Collection: Cheesemaker Gerard

Biography of Gérard Fromanger

Gérard Fromanger is a French painter born on September 6, 1939 in Pontchartrain and died on June 18, 2021 in Paris.

After secondary school, Fromanger briefly attended the École nationale supérieure des beaux-arts in Paris and continued his training at the evening classes of the City of Paris at the Académie de la Grande Chaumière, under the direction of Robert Lesbounit. The sculptor César, impressed by his work, lent him his studio and followed his artistic development for two years. Fromanger also became friends with the poet Jacques Prévert and the brothers Alberto and Diego Giacometti.

From the 1960s, Fromanger stood out as a major figure on the Parisian art scene, contributing to narrative figuration and the invention of the New History. In May 1968, he was one of the founders of the Atelier populaire des Beaux-Arts, which created posters and slogans supporting student and worker movements. The same year, he collaborated with Jean-Luc Godard to make film-tracts.

In the early 1970s, he traveled to China with the help of Dutch filmmaker Joris Ivens. Involved in the art world, Fromanger used the camera to capture images without a deliberate point of view, like a film of anonymous movement, according to Michel Foucault.

Friendship with poets, philosophers, writers, painters, sculptors, filmmakers, musicians and architects is an essential driving force of his creative process. After working and living in Normandy, Camargue, China, Belgium, Paris, London, Berlin, Tokyo, Abidjan, and New York, he spends the later years of his life working between Paris and Siena.
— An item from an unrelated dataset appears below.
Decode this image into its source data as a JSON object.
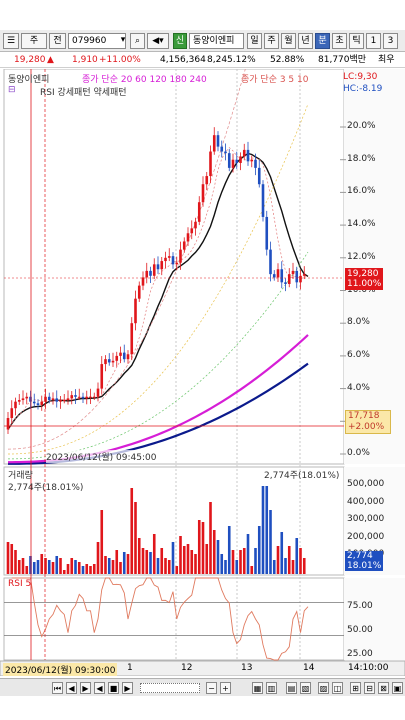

In 2015, a controversial stained glass project for the Romanesque church of Anzy-le-Duc, proposed by a local industrialist and designed by Fromanger, was abandoned after objections from the Bishop of Autun and the public. The bishop deemed the project incompatible with the Christian identity of the building.

Gérard Fromanger died on June 18, 2021 in Paris, at the age of 81. He is buried in the Père-Lachaise cemetery (division 42).